Cassandre · Septembre 97 (suite) · COMMENT CELA SE FAIT-IL?

Cassandre · Septembre 97 (suite) · COMMENT CELA SE FAIT-IL?
"Qu'est-ce qu'un théâtre de la langue ? Un compagnonnage ? Un acte de transmission ?"
Revue spécialisée
D.L.
Sep 1997
Cassandre
Langue: Français et anglais
Tous droits réservés

Cassandre 

Septembre 97 · DL

La douce chaleur du foyer

Avec Éric Vigner (Compagnie Suzanne M.) et les compagnies - choisie - La Luzège (Philippe Ponty, Limoges) et - alliée - Faits Divers/Theâtre ensemble (Lionel Monier, Nantes).

ÉRIC VIGNER a choisi de transmettre, avec la mémoire de ses oeuvres, celle de ses origines bretonnes et, si l'intitulé de son acte pose avec une feinte naïveté la question empruntée à Paul Auster, "Comment cela se fait-il ?", la réponse est sur I'affiche. Des plumes Sergent-major évoquent la "langue des théâtres" et côtoient des brindilles - lointains rejets des racines - comme autant de baguettes de sourcier. Voilà ce qu'il se veut, l'enfant du pays entouré de sa famille, pour recevoir ses amis et les autres. (...)

Le son conjugué du talabarder et de la cornemuse convoque les invités, annonce les stations, tisse le fil du jour : le Domaine, théâtralisé, se prête à cette (re)présentation de la mémoire d'un (jeune) metteur en scène après que la grande officiante ait offert au maître de cérémonie un bouquet de tournesols. La procession avance jusqu'au portail ruiné d'où surgit Jacques Verzier : "N'importe quel endroit est le bon si c'est par lui qu'on est entré !" Ainsi s'ouvre la crypte de cette mémoire, par ce passage de La Maison d'os de Roland Dubillard, sa première mise en scène mémorable. On progresse dans le cimetière des oeuvres : sous des plaques tombales gisent les textes qu'un acteur donne à la mémoire des spectateurs puis, symboliquement, à l'oubli, dans une pétarade de 14 juillet. Mais on ne se débarrasse pas si vite de ce qui habita une décennie d'artiste, les cadavres ressuscitent : l'habitation regorge de documents, vidéos, photos - traces indélébiles laissées au "dur désir de durer". Les crêpes de la tante viennent ensuite ragaillardir ou assommer, avec le cidre, les corps amollis par un enterrement sans mort et le musée d'Éric.

À dramatiser ainsi les espaces du château et les temps de l'hospitalité, la mémoire s'effiloche, s'endort, parfois, dans l'herbe du potager.

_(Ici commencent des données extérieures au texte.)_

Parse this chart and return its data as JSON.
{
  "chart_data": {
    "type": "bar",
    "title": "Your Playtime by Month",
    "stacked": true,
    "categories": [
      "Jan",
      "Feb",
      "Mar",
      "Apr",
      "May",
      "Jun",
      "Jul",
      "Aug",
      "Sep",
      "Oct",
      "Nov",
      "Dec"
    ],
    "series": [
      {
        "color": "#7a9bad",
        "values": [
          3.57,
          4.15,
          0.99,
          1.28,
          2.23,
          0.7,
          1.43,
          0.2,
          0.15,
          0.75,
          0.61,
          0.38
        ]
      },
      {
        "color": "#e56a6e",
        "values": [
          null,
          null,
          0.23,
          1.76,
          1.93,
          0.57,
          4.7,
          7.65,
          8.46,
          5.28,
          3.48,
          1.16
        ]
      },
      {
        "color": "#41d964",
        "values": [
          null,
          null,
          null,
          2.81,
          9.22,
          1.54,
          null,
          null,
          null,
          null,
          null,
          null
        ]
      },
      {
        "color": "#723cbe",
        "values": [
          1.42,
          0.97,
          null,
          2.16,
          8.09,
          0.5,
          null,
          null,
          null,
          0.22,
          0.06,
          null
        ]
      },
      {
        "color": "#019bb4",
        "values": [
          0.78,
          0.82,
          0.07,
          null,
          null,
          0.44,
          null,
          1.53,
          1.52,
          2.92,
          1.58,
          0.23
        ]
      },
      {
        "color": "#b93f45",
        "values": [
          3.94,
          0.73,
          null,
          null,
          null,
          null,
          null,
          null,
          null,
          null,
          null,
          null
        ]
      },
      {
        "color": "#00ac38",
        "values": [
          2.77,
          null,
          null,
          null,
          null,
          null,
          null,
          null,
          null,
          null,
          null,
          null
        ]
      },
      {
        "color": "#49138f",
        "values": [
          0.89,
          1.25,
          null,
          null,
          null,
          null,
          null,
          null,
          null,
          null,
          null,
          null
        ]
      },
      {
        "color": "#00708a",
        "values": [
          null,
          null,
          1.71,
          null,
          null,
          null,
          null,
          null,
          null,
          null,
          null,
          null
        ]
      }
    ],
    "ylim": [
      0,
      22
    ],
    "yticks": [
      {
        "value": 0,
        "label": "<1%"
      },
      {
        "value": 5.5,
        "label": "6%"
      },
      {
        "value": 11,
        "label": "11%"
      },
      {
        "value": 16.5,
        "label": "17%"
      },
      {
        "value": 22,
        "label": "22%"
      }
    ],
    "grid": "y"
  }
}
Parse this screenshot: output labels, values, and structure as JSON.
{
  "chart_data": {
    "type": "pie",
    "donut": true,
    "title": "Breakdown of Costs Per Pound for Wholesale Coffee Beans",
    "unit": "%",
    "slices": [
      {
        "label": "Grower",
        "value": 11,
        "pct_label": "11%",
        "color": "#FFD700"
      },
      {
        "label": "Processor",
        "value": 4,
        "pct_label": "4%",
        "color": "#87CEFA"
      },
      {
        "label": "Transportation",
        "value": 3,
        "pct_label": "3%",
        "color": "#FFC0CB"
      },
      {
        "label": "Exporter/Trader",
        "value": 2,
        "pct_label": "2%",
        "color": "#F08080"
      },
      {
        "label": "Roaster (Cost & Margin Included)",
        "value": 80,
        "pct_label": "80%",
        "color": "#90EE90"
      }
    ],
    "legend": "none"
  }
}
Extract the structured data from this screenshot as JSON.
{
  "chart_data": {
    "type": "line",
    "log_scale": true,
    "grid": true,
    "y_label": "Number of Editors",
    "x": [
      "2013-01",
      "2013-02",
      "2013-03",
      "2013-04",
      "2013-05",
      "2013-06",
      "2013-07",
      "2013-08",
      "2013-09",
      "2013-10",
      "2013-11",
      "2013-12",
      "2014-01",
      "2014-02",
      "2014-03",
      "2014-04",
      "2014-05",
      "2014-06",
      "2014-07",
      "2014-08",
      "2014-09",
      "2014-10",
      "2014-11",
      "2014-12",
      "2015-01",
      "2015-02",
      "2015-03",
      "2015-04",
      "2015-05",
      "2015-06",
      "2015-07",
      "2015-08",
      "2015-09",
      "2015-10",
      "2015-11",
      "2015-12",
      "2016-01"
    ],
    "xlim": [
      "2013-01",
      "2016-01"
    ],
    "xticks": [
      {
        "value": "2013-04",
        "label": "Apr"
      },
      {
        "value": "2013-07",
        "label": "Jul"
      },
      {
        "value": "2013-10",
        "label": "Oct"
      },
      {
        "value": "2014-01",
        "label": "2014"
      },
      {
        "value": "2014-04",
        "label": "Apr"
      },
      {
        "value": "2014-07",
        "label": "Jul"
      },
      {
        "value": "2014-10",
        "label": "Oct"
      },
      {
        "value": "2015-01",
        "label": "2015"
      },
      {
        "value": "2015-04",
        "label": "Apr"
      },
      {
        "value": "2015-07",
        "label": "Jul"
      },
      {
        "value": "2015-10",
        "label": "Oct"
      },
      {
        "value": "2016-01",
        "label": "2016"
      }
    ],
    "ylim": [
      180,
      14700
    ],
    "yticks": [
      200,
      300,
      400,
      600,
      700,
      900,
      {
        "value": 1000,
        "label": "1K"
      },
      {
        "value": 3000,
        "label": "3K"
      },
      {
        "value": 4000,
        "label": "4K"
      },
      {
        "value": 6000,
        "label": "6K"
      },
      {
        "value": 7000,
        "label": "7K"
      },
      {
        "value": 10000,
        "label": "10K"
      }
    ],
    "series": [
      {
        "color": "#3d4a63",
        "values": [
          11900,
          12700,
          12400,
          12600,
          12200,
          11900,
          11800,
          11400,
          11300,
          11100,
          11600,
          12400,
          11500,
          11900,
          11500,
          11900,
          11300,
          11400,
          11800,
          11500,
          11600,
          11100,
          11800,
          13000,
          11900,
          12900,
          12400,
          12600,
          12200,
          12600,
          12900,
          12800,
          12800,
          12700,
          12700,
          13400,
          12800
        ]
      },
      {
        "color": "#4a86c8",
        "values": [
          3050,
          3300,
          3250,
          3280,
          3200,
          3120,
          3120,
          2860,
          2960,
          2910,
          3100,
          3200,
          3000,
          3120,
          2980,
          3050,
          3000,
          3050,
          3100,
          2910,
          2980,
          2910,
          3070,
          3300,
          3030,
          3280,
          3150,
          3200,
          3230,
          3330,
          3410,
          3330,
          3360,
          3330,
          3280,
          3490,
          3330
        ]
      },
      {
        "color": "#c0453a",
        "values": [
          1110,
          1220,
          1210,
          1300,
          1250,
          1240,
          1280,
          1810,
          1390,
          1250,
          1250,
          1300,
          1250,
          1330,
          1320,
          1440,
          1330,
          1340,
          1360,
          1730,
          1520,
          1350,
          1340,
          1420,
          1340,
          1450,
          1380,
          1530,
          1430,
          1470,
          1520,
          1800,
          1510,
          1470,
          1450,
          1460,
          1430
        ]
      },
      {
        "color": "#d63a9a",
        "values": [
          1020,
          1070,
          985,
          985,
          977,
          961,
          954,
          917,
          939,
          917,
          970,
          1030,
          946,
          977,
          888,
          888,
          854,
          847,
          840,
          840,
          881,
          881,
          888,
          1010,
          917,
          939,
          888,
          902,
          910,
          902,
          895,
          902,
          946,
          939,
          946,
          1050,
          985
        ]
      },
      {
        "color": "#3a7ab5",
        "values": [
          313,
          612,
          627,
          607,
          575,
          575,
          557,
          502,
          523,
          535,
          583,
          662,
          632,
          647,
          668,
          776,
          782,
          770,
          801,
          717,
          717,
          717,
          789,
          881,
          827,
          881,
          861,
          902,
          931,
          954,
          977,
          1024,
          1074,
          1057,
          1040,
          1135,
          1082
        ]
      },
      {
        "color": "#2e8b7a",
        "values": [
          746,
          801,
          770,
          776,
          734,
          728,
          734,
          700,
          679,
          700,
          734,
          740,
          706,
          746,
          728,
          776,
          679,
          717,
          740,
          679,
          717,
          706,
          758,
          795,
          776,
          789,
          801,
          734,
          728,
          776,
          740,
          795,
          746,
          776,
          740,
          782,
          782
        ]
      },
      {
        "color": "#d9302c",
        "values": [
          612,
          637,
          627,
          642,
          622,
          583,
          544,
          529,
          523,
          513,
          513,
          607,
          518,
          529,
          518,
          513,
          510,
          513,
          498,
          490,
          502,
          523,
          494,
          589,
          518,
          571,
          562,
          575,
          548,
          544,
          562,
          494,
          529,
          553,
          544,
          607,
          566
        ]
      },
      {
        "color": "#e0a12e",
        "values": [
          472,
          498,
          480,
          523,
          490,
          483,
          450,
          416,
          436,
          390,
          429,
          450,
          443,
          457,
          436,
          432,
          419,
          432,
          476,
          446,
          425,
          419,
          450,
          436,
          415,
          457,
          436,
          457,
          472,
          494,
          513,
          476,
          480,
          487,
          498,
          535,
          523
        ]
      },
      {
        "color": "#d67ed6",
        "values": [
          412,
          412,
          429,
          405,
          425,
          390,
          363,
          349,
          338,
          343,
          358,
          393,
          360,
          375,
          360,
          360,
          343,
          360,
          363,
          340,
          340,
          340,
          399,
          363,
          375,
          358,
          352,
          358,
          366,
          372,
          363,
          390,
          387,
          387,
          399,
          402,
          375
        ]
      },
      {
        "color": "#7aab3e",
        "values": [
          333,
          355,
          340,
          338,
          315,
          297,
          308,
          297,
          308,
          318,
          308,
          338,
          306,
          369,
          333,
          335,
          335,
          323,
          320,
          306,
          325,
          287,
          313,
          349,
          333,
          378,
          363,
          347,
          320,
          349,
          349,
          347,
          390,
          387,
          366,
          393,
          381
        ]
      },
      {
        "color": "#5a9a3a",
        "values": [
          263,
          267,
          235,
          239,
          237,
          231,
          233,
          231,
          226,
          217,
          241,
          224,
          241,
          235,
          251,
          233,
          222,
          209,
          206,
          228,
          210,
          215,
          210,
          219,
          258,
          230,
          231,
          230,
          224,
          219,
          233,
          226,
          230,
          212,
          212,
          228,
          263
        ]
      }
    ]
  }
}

Et le théâtre ?

Les compagnons en disent, un peu, Vassiliev en parle beaucoup. Mais chacun sent qu'il a filé à la bretonne, "prétexte vertu des mots de DURAS et de Vassiliev, d'un lieu d'histoire et de culture - le Domaine de Kerguehennec -, d'une procession solennelle au coeur de sa mémoire personnelle, vise aux retrouvailles de ses propres sources, et l'inhumation officielle de ses créatures scéniques dans le terreau fécondé. Ainsi germent les semences.

Il suffit de parcourir le programme : Dans mon jardin... Dans ma maison... Dans le potager... Proustien, il jonche l'espace-temps de traces qu'il laisse au hasard le soin de re(s)-susciter. Le hasard l'a conduit à support fragile de la tradition, moyen "insuffisant" de la transmission, moment comme un autre de la mémoire de l'hôte. Le mariage de la tradition et du théâtre en un lieu de privilèges se poursuit dans le petit salon chaussé de Louis XV pour un concert privé - mélodies de Fauré, soprano et piano - dont la théâtralité n'a plus à voir qu'avec les traditions de l'aristocratie provinciale. L'adieu modulé sur un texte d'Aperghis suit Le Grand Récit, mémoire filmique du Centre d'art contemporain de Kerguehennec. La forme n'a-t-elle pas piégé celui qui incitait à l'autocélébration et à la fête plus qu'à la pédagogie ? La journée conviviale, un tantinet fin de siècle et fort bretonnante, rappelle ces fêtes que Rousseau préférait au théâtre, coupable de morceler la vie humaine. Bref, elle donne à penser.

Quelle réponse, à Kerguehennec, aux questions soulevées : "Qu'est-ce qu'un théâtre de la langue ? Un compagnonnage ? Un acte de transmission ?" Celle qui consisterait à considérer toute contrainte comme une règle à transgresser, et la tradition comme un édifice à construire selon soi, au nom de la liberté créatrice.